The fun part was handing medals to a bunch of Rogue friends (at least one of whom PR’d), the mom of one of my students, and so many others. I loved congratulating people on their accomplishments. Smiles, tears, exhaustion, all of it. One runner identified my friend as the person who had taken her picture at the expo. “You told me I could do it, and during the race I thought about you and that you said I could do it.” My arms were tired from holding so many heavy medals, but these things made it worthwhile.
Can we talk a little about finisher medals?
YOU ONLY GET ONE.
You do not get one for your spouse. And you sure don’t get yours PLUS FOUR more for each of your children.
And if you registered for the full but dropped down to the half, it’s really crappy of you to cross over to the marathon side of the chute and collect a full marathon medal.
Our shift ended at 11:00, but a few finishers were still trickling in so we stayed a while longer to make sure they had someone to congratulate them too. In a lot of ways, it takes more to finish a half in four hours than it does in 90 minutes, you know?
When we couldn’t see anyone else coming down that last half-marathon stretch, we decided it was okay to leave. We walked a few blocks to the aforementioned hill at Red River and 11th Street where we found some more Rogues, including our coaches.

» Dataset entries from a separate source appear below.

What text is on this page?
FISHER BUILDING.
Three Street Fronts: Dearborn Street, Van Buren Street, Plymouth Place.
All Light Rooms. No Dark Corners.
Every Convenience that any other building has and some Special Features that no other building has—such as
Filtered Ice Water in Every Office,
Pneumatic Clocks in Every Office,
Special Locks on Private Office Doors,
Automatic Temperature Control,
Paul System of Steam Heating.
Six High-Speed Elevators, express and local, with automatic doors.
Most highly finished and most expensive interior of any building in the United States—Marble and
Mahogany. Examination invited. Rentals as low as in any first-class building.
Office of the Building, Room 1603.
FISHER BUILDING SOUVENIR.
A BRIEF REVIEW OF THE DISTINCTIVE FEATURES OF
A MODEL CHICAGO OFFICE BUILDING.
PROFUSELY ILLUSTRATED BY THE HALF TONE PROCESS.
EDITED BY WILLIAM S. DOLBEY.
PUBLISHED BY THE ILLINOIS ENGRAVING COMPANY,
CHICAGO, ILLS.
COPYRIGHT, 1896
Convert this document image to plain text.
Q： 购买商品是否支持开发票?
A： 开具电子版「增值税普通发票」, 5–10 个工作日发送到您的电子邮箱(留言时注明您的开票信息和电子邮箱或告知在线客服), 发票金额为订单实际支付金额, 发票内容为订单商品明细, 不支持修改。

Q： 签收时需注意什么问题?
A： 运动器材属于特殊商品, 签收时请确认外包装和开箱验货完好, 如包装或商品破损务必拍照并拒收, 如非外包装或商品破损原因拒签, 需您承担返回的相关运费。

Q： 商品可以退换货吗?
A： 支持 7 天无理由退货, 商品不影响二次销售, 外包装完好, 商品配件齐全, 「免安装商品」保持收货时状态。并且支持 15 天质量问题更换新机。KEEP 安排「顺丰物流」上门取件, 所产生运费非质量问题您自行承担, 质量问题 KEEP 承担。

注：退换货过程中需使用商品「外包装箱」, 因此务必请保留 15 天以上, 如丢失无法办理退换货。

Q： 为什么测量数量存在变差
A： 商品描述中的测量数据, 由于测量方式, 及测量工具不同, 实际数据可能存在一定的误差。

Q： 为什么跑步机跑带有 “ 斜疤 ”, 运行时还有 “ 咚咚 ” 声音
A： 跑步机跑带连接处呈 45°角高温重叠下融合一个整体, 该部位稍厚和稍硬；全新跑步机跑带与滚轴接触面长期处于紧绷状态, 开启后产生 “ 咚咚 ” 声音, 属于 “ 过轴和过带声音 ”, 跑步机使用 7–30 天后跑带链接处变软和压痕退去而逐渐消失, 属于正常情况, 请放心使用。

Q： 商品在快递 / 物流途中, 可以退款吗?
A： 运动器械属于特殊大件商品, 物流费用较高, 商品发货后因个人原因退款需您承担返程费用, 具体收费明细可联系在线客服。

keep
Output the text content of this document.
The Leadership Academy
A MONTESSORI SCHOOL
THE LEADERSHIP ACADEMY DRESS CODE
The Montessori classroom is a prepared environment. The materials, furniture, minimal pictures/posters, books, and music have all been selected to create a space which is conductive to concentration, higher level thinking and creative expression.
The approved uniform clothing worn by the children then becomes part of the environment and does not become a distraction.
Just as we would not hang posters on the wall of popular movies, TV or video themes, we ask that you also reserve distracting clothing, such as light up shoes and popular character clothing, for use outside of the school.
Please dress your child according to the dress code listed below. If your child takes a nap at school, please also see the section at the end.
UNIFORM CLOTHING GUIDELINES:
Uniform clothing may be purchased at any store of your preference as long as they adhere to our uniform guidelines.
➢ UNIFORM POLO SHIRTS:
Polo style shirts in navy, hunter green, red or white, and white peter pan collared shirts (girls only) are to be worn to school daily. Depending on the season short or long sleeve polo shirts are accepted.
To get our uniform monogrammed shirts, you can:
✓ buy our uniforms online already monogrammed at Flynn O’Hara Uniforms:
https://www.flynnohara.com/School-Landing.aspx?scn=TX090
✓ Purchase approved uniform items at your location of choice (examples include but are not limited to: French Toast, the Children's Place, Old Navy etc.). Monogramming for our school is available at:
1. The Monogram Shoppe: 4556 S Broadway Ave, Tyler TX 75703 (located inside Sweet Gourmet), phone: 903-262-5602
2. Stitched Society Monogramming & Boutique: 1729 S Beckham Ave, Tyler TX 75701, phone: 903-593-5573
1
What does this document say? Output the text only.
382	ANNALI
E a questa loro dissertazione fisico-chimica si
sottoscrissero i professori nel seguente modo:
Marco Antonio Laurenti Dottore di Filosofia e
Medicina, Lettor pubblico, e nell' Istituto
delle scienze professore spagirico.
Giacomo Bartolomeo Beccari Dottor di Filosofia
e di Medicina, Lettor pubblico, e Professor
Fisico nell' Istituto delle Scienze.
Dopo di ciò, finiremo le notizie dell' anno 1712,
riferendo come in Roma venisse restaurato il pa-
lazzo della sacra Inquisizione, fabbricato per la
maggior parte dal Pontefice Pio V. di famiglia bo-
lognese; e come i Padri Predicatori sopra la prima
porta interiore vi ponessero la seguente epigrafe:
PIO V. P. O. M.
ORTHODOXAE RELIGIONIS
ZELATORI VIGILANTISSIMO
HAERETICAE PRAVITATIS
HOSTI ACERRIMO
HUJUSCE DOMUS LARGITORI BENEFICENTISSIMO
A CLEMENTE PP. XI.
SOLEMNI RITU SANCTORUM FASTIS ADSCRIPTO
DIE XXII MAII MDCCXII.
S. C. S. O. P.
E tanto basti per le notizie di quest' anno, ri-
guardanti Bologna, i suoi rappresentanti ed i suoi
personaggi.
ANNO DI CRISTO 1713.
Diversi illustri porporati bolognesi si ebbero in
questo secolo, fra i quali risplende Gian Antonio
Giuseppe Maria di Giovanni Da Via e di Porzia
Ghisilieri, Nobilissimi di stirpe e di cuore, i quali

Our friend who had PR’d the half earlier held a neon pink sign that said “F**k Yeah!” and we shook cowbells, yelling and cheering for the next hour and a half. I admit I started to get grumpy though–I hadn’t eaten anything except a package of Oreo Thins (really, thins? The icing is the best part!) since the protein bar I had for breakfast. But eventually the stream of runners dropped to a trickle, and we walked up the hill with one last guy.
The finish line was between us and the car, so on the way back we stopped by the race’s gear store. The guy said he’d give us the VIP discount so he’d have less to pack up, and I helped him out. I’m nice like that. 😉
And then it was time for Mexican food. I mean, 23,855 steps race volunteering with friends totally deserves Mexican food.